Caspase 8 is known to suppress necroptosis, but its relevant target protein was unknown. Ting and colleagues show that caspase 8 cleaves the deubiquitylase CYLD to inhibit necroptosis and promote cell survival.
Somatic reprogramming efficiency by expression of defined transcription factors can be enhanced by deletion of p53. He and colleagues found that the microRNA miR-34, which is induced by p53 during reprogramming, inhibits reprogramming, partly by direct repression of pluripotency factors. Deletion of Mir34 from mice increases reprogramming efficiency and kinetics without affecting self-renewal and differentiation.
The MYC proto-oncogene modulates transcription through binding to E-boxes. Di Croce and colleagues find that PAK-2-mediated phosphorylation confers a tumour-suppressive function to MYC, in which MYC cooperates with differentiation signals to positively modulate the transcription of genes targeted by retinoic acid, independently of E-boxes.
Aragón and colleagues show that the phosphatase Cdc14 acts on the CDT subunit of RNA polymerase II to silence transcription of repetitive regions of the yeast genome. At telomeres this event promotes condensin loading and mitotic segregation.

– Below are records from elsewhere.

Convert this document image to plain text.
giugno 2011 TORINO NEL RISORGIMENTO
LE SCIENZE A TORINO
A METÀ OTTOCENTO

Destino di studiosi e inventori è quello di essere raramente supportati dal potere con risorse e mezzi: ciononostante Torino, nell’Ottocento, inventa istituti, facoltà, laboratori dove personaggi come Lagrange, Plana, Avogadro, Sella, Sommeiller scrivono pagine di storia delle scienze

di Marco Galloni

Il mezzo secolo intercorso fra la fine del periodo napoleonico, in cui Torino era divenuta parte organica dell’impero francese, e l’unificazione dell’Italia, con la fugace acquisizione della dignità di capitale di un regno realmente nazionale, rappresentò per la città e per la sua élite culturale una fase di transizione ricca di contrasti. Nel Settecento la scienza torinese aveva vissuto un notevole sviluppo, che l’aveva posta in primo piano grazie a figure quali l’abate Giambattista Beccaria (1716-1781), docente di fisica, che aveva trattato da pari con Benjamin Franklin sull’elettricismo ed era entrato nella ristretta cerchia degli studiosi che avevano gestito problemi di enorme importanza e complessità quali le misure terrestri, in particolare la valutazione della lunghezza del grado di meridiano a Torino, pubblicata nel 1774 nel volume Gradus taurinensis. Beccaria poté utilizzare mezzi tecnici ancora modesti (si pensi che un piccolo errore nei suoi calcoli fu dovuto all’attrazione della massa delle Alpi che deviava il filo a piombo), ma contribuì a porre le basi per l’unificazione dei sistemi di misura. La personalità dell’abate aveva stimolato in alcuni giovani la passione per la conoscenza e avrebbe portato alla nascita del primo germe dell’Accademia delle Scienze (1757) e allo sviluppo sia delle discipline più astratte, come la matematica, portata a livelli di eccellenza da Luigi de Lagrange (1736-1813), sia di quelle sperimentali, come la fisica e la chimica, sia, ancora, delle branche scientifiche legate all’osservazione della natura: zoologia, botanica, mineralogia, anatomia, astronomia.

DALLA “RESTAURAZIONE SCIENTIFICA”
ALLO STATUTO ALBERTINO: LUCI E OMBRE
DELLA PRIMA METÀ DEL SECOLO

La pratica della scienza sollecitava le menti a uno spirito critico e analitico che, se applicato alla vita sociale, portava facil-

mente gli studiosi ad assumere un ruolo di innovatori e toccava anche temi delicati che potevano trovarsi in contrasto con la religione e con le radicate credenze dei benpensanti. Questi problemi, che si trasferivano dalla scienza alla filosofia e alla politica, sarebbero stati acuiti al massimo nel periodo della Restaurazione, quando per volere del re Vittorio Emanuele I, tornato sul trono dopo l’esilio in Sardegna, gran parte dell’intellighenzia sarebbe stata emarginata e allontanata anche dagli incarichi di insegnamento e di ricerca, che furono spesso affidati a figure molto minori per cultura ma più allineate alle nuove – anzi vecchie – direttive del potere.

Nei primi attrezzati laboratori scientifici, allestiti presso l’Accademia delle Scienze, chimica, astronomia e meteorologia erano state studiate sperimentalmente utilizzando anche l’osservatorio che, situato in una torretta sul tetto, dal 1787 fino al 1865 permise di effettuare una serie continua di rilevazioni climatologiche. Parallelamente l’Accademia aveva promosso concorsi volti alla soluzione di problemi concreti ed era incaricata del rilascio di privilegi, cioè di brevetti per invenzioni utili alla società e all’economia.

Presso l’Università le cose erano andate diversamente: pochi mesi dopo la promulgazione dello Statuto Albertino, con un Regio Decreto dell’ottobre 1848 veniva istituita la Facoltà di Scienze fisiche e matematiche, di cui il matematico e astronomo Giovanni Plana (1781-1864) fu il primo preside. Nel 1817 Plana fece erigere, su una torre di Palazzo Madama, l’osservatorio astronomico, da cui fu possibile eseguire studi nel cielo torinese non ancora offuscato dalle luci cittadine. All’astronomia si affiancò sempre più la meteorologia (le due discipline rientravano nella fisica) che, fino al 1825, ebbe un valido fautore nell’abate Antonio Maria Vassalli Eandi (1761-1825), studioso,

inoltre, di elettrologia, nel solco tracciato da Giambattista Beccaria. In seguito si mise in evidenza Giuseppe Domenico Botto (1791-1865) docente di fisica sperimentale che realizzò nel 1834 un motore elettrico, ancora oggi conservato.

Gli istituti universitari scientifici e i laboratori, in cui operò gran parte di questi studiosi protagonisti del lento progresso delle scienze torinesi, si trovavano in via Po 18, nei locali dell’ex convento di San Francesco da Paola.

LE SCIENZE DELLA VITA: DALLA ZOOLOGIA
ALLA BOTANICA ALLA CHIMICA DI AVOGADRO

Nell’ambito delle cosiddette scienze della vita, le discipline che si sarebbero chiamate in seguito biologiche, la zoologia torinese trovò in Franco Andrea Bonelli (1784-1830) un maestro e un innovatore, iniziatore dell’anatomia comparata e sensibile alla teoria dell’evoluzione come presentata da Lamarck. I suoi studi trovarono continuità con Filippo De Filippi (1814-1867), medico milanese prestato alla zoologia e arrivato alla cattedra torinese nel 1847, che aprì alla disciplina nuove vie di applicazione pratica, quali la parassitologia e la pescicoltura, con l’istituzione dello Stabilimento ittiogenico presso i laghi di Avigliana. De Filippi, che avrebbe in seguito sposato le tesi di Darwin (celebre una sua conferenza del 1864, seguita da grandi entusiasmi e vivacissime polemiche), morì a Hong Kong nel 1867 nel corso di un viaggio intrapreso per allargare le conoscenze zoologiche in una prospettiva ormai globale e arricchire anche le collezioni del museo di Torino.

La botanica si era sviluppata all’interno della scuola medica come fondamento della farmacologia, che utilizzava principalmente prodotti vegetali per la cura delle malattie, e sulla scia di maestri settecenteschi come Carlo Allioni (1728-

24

The p97 AAA+ ATPase (also known as VCP) functions in various ubiquitin-regulated processes. Ramadan and colleagues now find that p97 is recruited to sites of DNA damage by Lys-48-linked ubiquitin chains, which are formed in a process mediated by RNF8. p97 then removes Lys-48–ubiquitin conjugates and promotes recruitment of DNA-repair factors.
An epithelial cell can be engulfed by its neighbour through entosis, which frequently results in the death of the entosed cell. Overholtzer and colleagues show that the autophagy machinery is recruited to single-membrane entotic vacuoles and promotes their fusion with lysosomes. Single-membrane macrophage phagosomes containing apoptotic cells are also targeted for destruction by the autophagy pathway.